Medicaid and long-term care planning

On Behalf of | Jun 7, 2024 | Elder And Disability Law |

According to some studies, about 16% of Americans are 65 or older. The average life expectancy of Wisconsin residents is currently just under 80 years. Many Wisconsinites are living much longer than that, and many of them are in relatively good health.

But, generally speaking, the older we get, the greater our chances of developing mobility problems and cognitive issues. When or if we develop these problems, we will require help. In fact, well over 50% of Americans who are currently 65 or older will need long-term care at some point in the future, according to the U.S. Department of Health and Human Services.

And that help is expensive. A private room in a nursing home can cost $108,000 or more per year.

Some Wisconsin residents have insurance that can help them pay for long-term care, but many do not. And many insured people find that their policies aren’t sufficient to pay for everything.

Others arrange to pay for their long-term care through an estate planning tool known as a Medicaid trust.

Medicaid eligibility

Two of the largest federal health care programs are Medicaid and Medicare. Medicaid provides health care benefits for the indigent. Medicare provides health care benefits for seniors.

Medicare generally does not pay for long-term care, but Medicaid does. However, because Medicaid is designed as a program for people of very limited means, one must go through a means test in order to be considered eligible for the program. If a person has more than a certain amount in income and assets, they are ineligible.

The cutoff is quite low. A person living in a single-person household can become ineligible for Wisconsin Medicaid if they have annual income of just $21,000.

Medicaid trusts

One way to maintain eligibility for Medicaid is to put one’s assets in a trust.
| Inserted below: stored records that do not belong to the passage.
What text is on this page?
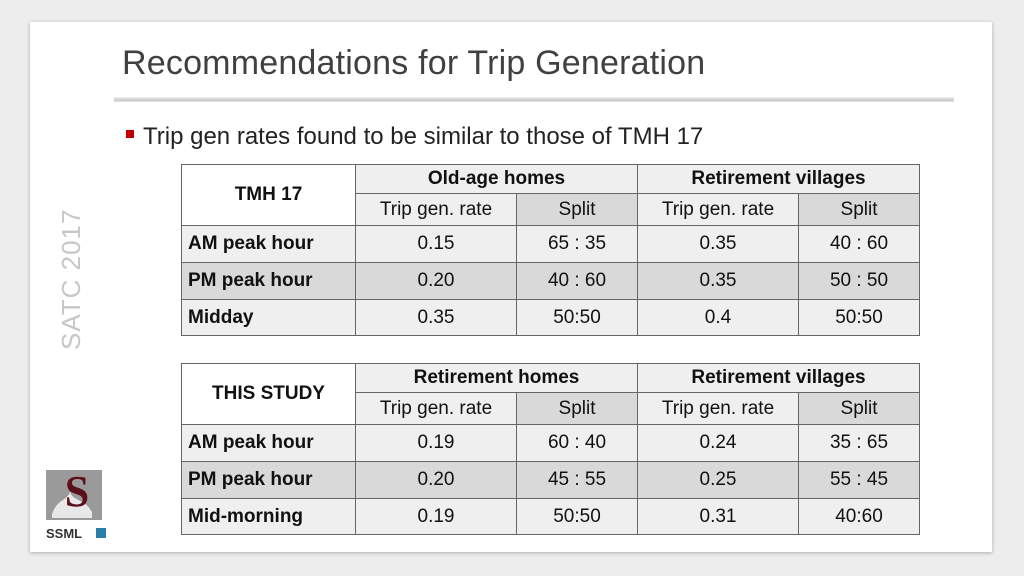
Recommendations for Trip Generation
Trip gen rates found to be similar to those of TMH 17
SATC 2017
TMH 17	Old-age homes		Retirement villages	
	Trip gen. rate	Split	Trip gen. rate	Split
AM peak hour	0.15	65 : 35	0.35	40 : 60
PM peak hour	0.20	40 : 60	0.35	50 : 50
Midday	0.35	50:50	0.4	50:50
THIS STUDY	Retirement homes		Retirement villages	
	Trip gen. rate	Split	Trip gen. rate	Split
AM peak hour	0.19	60 : 40	0.24	35 : 65
PM peak hour	0.20	45 : 55	0.25	55 : 45
Mid-morning	0.19	50:50	0.31	40:60
S
SSML
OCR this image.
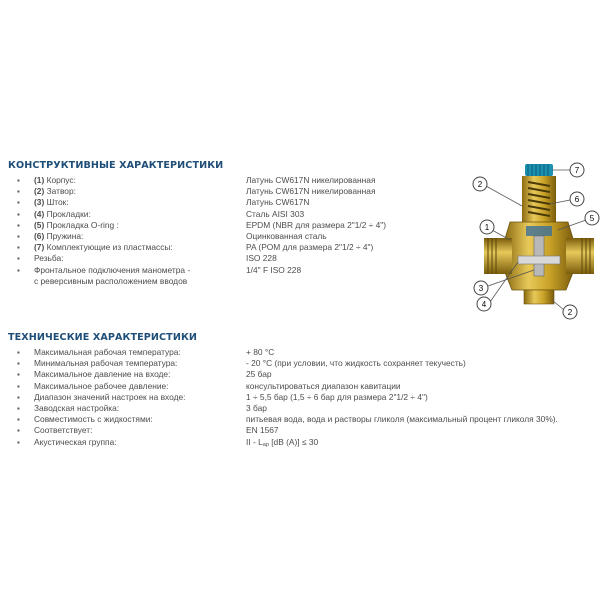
КОНСТРУКТИВНЫЕ ХАРАКТЕРИСТИКИ
▪ (1) Корпус:	Латунь CW617N никелированная
▪ (2) Затвор:	Латунь CW617N никелированная
▪ (3) Шток:	Латунь CW617N
▪ (4) Прокладки:	Сталь AISI 303
▪ (5) Прокладка O-ring :	EPDM (NBR для размера 2"1/2 ÷ 4")
▪ (6) Пружина:	Оцинкованная сталь
▪ (7) Комплектующие из пластмассы:	PA (POM для размера 2"1/2 ÷ 4")
▪ Резьба:	ISO 228
▪ Фронтальное подключения манометра -	1/4" F ISO 228
с реверсивным расположением вводов
7
2
6
1
5
3
4
2
ТЕХНИЧЕСКИЕ ХАРАКТЕРИСТИКИ
▪ Максимальная рабочая температура:	+ 80 °C
▪ Минимальная рабочая температура:	- 20 °C (при условии, что жидкость сохраняет текучесть)
▪ Максимальное давление на входе:	25 бар
▪ Максимальное рабочее давление:	консультироваться диапазон кавитации
▪ Диапазон значений настроек на входе:	1 ÷ 5,5 бар (1,5 ÷ 6 бар для размера 2"1/2 ÷ 4")
▪ Заводская настройка:	3 бар
▪ Совместимость с жидкостями:	питьевая вода, вода и растворы гликоля (максимальный процент гликоля 30%).
▪ Соответствует:	EN 1567
▪ Акустическая группа:	II - Lap [dB (A)] ≤ 30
If done correctly, this means the assets are owned by the trust and won’t put the person over the threshold that makes them ineligible for Medicaid.

By using this type of trust, a person can have Medicaid pay for their long-term care and still pass on assets to their loved ones.

Note that Medicaid trusts are technically and legally challenging. Those who are interested in pursuing this strategy should seek out experienced help. They should also get started well in advance of when they expect to need long-term care.